Sinema has created stacks of spreadsheets tracking the costs and potential tax increases linked to each provision in the large spending bill, according to people familiar with the matter, which she uses in talks with administration officials to explain her concerns. Her message, according to White House officials, has repeatedly been that $3.5 trillion is too high a price tag for her to get behind.

Sinema returned to the White House twice Tuesday for talks with administration officials, and a group of Biden’s lead negotiators — including domestic policy adviser Susan Rice, senior adviser Steve Ricchetti, National Economic Council Director Brian Deese and legislative affairs director Louisa Terrell — traveled to Capitol Hill on Wednesday to meet with her to discuss the issues she raised in her meeting with Biden.

In his meetings with Sinema and Manchin, Biden has pressed his fellow Democrats to settle on a price tag they could support and to prioritize which programs they’d like to see passed, according to people familiar with the talks.

“He basically said, ‘Find a number you’re comfortable with based on the needs that we still have and how we deliver to the American people,'” Manchin said following a meeting at the White House last Wednesday, when Biden separately convened liberal and centrist Democrats to push them toward compromise. “‘Please just work on it. Give me a number and tell me what you can live with and what you can’t.'”

Seven days later, Manchin was back in the Oval Office for a one-on-one with the President that stretched more than an hour. Aides described it variously as “cordial,” “productive” and “workmanlike.” Yet Manchin said afterward he didn’t fulfill Biden’s ask from a week earlier for a topline number — and made “no commitments” on timeline for finalizing a deal, either.

“It’s always been a very productive meeting with the President,” Manchin said. “We understand getting to know each other better and being understanding where his vision for the country and the things he wants to do, and I respect and appreciate all that. And he’s very good at listening and what my concerns may be.”

Impatience is growing

The precise details of Biden’s discussions with Manchin and Sinema have been closely held as all sides work to preserve privacy in the hopes of cultivating trust among the participants. But people familiar with Biden’s approach say he has consistently drawn upon his long experience as a senator in how he speaks and interacts with lawmakers, mindful of the particular amount of space and latitude each requires.

Still, without a clear topline number from the two nor a clear sense of what they would need to come on board, some Democrats are growing impatient.

“The President needs them to say what they’re for, and then I trust he will do a good job negotiating,” said Rep. Mark Pocan, a Wisconsin Democrat who is a member of the House Progressive Caucus. “But if someone won’t show you their cards, you don’t know what you’re doing and that’s the real problem. We need ‘Manchin-ema’ to do their jobs.”

The White House said Biden was frank in his discussions with the moderate senators about what he was looking for and the stakes of the moment. But they stopped short of detailing what specifically he was asking from his fellow Democrats.

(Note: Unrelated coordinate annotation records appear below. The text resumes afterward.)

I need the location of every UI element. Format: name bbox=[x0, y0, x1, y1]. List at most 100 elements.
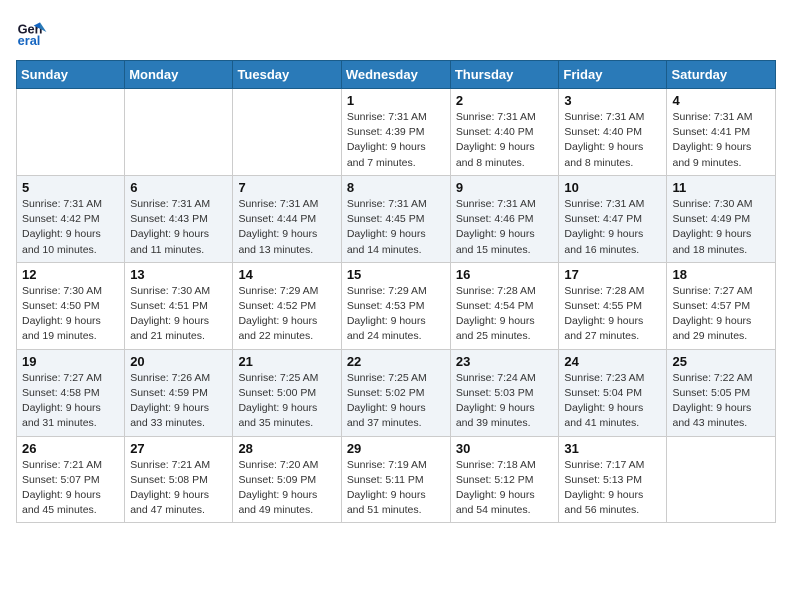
calendar-cell: 19 Sunrise: 7:27 AM Sunset: 4:58 PM Dayli… bbox=[17, 349, 125, 436]
day-number: 16 bbox=[456, 267, 554, 282]
day-number: 14 bbox=[238, 267, 335, 282]
page-header: Gen eral bbox=[16, 16, 776, 48]
day-number: 12 bbox=[22, 267, 119, 282]
day-number: 24 bbox=[564, 354, 661, 369]
day-info: Sunrise: 7:30 AM Sunset: 4:50 PM Dayligh… bbox=[22, 284, 119, 345]
calendar-cell: 15 Sunrise: 7:29 AM Sunset: 4:53 PM Dayli… bbox=[341, 262, 450, 349]
calendar-cell bbox=[125, 89, 233, 176]
calendar-cell: 24 Sunrise: 7:23 AM Sunset: 5:04 PM Dayli… bbox=[559, 349, 667, 436]
day-info: Sunrise: 7:27 AM Sunset: 4:58 PM Dayligh… bbox=[22, 371, 119, 432]
calendar-cell: 6 Sunrise: 7:31 AM Sunset: 4:43 PM Daylig… bbox=[125, 175, 233, 262]
day-info: Sunrise: 7:31 AM Sunset: 4:39 PM Dayligh… bbox=[347, 110, 445, 171]
day-number: 11 bbox=[672, 180, 770, 195]
day-info: Sunrise: 7:23 AM Sunset: 5:04 PM Dayligh… bbox=[564, 371, 661, 432]
day-info: Sunrise: 7:26 AM Sunset: 4:59 PM Dayligh… bbox=[130, 371, 227, 432]
calendar-cell: 10Sunrise: 7:31 AM Sunset: 4:47 PM Dayli… bbox=[559, 175, 667, 262]
day-number: 31 bbox=[564, 441, 661, 456]
day-number: 7 bbox=[238, 180, 335, 195]
calendar-cell: 30 Sunrise: 7:18 AM Sunset: 5:12 PM Dayli… bbox=[450, 436, 559, 523]
weekday-header-cell: Wednesday bbox=[341, 61, 450, 89]
day-info: Sunrise: 7:30 AM Sunset: 4:49 PM Dayligh… bbox=[672, 197, 770, 258]
day-number: 29 bbox=[347, 441, 445, 456]
calendar-cell: 12 Sunrise: 7:30 AM Sunset: 4:50 PM Dayli… bbox=[17, 262, 125, 349]
calendar-cell: 25 Sunrise: 7:22 AM Sunset: 5:05 PM Dayli… bbox=[667, 349, 776, 436]
day-info: Sunrise: 7:28 AM Sunset: 4:54 PM Dayligh… bbox=[456, 284, 554, 345]
day-info: Sunrise: 7:31 AM Sunset: 4:42 PM Dayligh… bbox=[22, 197, 119, 258]
day-info: Sunrise: 7:17 AM Sunset: 5:13 PM Dayligh… bbox=[564, 458, 661, 519]
weekday-header-cell: Sunday bbox=[17, 61, 125, 89]
day-number: 2 bbox=[456, 93, 554, 108]
calendar-cell: 7 Sunrise: 7:31 AM Sunset: 4:44 PM Daylig… bbox=[233, 175, 341, 262]
weekday-header-cell: Saturday bbox=[667, 61, 776, 89]
calendar-cell: 1Sunrise: 7:31 AM Sunset: 4:39 PM Daylig… bbox=[341, 89, 450, 176]
day-number: 20 bbox=[130, 354, 227, 369]
calendar-cell: 8 Sunrise: 7:31 AM Sunset: 4:45 PM Daylig… bbox=[341, 175, 450, 262]
day-info: Sunrise: 7:22 AM Sunset: 5:05 PM Dayligh… bbox=[672, 371, 770, 432]
calendar-week-row: 19 Sunrise: 7:27 AM Sunset: 4:58 PM Dayli… bbox=[17, 349, 776, 436]
logo: Gen eral bbox=[16, 16, 52, 48]
day-info: Sunrise: 7:31 AM Sunset: 4:44 PM Dayligh… bbox=[238, 197, 335, 258]
day-number: 27 bbox=[130, 441, 227, 456]
day-number: 9 bbox=[456, 180, 554, 195]
calendar-cell: 20 Sunrise: 7:26 AM Sunset: 4:59 PM Dayli… bbox=[125, 349, 233, 436]
calendar-cell: 4 Sunrise: 7:31 AM Sunset: 4:41 PM Daylig… bbox=[667, 89, 776, 176]
day-info: Sunrise: 7:31 AM Sunset: 4:47 PM Dayligh… bbox=[564, 197, 661, 258]
day-info: Sunrise: 7:20 AM Sunset: 5:09 PM Dayligh… bbox=[238, 458, 335, 519]
day-number: 18 bbox=[672, 267, 770, 282]
day-number: 8 bbox=[347, 180, 445, 195]
day-info: Sunrise: 7:29 AM Sunset: 4:52 PM Dayligh… bbox=[238, 284, 335, 345]
day-info: Sunrise: 7:31 AM Sunset: 4:45 PM Dayligh… bbox=[347, 197, 445, 258]
day-number: 13 bbox=[130, 267, 227, 282]
calendar-cell: 11 Sunrise: 7:30 AM Sunset: 4:49 PM Dayli… bbox=[667, 175, 776, 262]
day-info: Sunrise: 7:31 AM Sunset: 4:41 PM Dayligh… bbox=[672, 110, 770, 171]
calendar-week-row: 5 Sunrise: 7:31 AM Sunset: 4:42 PM Daylig… bbox=[17, 175, 776, 262]
day-number: 22 bbox=[347, 354, 445, 369]
weekday-header-cell: Friday bbox=[559, 61, 667, 89]
day-number: 30 bbox=[456, 441, 554, 456]
day-info: Sunrise: 7:21 AM Sunset: 5:07 PM Dayligh… bbox=[22, 458, 119, 519]
day-info: Sunrise: 7:30 AM Sunset: 4:51 PM Dayligh… bbox=[130, 284, 227, 345]
day-number: 6 bbox=[130, 180, 227, 195]
calendar-cell: 28 Sunrise: 7:20 AM Sunset: 5:09 PM Dayli… bbox=[233, 436, 341, 523]
day-number: 25 bbox=[672, 354, 770, 369]
day-info: Sunrise: 7:29 AM Sunset: 4:53 PM Dayligh… bbox=[347, 284, 445, 345]
day-info: Sunrise: 7:31 AM Sunset: 4:46 PM Dayligh… bbox=[456, 197, 554, 258]
calendar-week-row: 26 Sunrise: 7:21 AM Sunset: 5:07 PM Dayli… bbox=[17, 436, 776, 523]
day-info: Sunrise: 7:25 AM Sunset: 5:00 PM Dayligh… bbox=[238, 371, 335, 432]
day-info: Sunrise: 7:21 AM Sunset: 5:08 PM Dayligh… bbox=[130, 458, 227, 519]
day-info: Sunrise: 7:19 AM Sunset: 5:11 PM Dayligh… bbox=[347, 458, 445, 519]
day-number: 5 bbox=[22, 180, 119, 195]
calendar-cell: 23 Sunrise: 7:24 AM Sunset: 5:03 PM Dayli… bbox=[450, 349, 559, 436]
day-number: 19 bbox=[22, 354, 119, 369]
calendar-cell: 14 Sunrise: 7:29 AM Sunset: 4:52 PM Dayli… bbox=[233, 262, 341, 349]
calendar-cell: 22Sunrise: 7:25 AM Sunset: 5:02 PM Dayli… bbox=[341, 349, 450, 436]
logo-icon: Gen eral bbox=[16, 16, 48, 48]
day-info: Sunrise: 7:28 AM Sunset: 4:55 PM Dayligh… bbox=[564, 284, 661, 345]
day-info: Sunrise: 7:24 AM Sunset: 5:03 PM Dayligh… bbox=[456, 371, 554, 432]
calendar-body: 1Sunrise: 7:31 AM Sunset: 4:39 PM Daylig… bbox=[17, 89, 776, 523]
calendar-week-row: 12 Sunrise: 7:30 AM Sunset: 4:50 PM Dayli… bbox=[17, 262, 776, 349]
calendar-cell: 16 Sunrise: 7:28 AM Sunset: 4:54 PM Dayli… bbox=[450, 262, 559, 349]
day-number: 4 bbox=[672, 93, 770, 108]
weekday-header-row: SundayMondayTuesdayWednesdayThursdayFrid… bbox=[17, 61, 776, 89]
day-number: 26 bbox=[22, 441, 119, 456]
calendar-cell: 17Sunrise: 7:28 AM Sunset: 4:55 PM Dayli… bbox=[559, 262, 667, 349]
day-number: 15 bbox=[347, 267, 445, 282]
day-number: 21 bbox=[238, 354, 335, 369]
day-info: Sunrise: 7:31 AM Sunset: 4:40 PM Dayligh… bbox=[456, 110, 554, 171]
day-info: Sunrise: 7:18 AM Sunset: 5:12 PM Dayligh… bbox=[456, 458, 554, 519]
day-number: 28 bbox=[238, 441, 335, 456]
day-number: 23 bbox=[456, 354, 554, 369]
calendar-cell: 13 Sunrise: 7:30 AM Sunset: 4:51 PM Dayli… bbox=[125, 262, 233, 349]
calendar-cell bbox=[667, 436, 776, 523]
svg-text:eral: eral bbox=[18, 33, 41, 48]
calendar-cell: 29 Sunrise: 7:19 AM Sunset: 5:11 PM Dayli… bbox=[341, 436, 450, 523]
calendar-cell: 26 Sunrise: 7:21 AM Sunset: 5:07 PM Dayli… bbox=[17, 436, 125, 523]
day-info: Sunrise: 7:31 AM Sunset: 4:43 PM Dayligh… bbox=[130, 197, 227, 258]
weekday-header-cell: Monday bbox=[125, 61, 233, 89]
calendar-cell: 18Sunrise: 7:27 AM Sunset: 4:57 PM Dayli… bbox=[667, 262, 776, 349]
calendar-cell: 3Sunrise: 7:31 AM Sunset: 4:40 PM Daylig… bbox=[559, 89, 667, 176]
calendar-cell bbox=[233, 89, 341, 176]
calendar-cell: 27 Sunrise: 7:21 AM Sunset: 5:08 PM Dayli… bbox=[125, 436, 233, 523]
calendar-table: SundayMondayTuesdayWednesdayThursdayFrid… bbox=[16, 60, 776, 523]
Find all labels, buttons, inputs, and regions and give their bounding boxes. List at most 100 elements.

“I can assure you that when he has conversations, they’re quite candid, they’re direct,” Psaki said Tuesday when asked about the President’s approach. “And he’s had a long relationship, a good relationship with Sen. Sinema, as he has had with Sen. Manchin.”

A separate White House official bristled at the idea Biden could “just snap his fingers and say, ‘I’m President, get in line.'”

“Not sure who thinks trying to jam Manchin and Sinema is a great plan, but it certainly isn’t viewed as an effective approach here,” the official said.

Speaking in a morning meeting with Democrats on Wednesday, House Speaker Nancy Pelosi implored her members not to publicly blast the President for his tactics. Instead, Pelosi insisted the President was trying his best in dealing with moderates — and stressed it was important to trust him.

“She was trying to appeal to people to do the right thing,” one member said.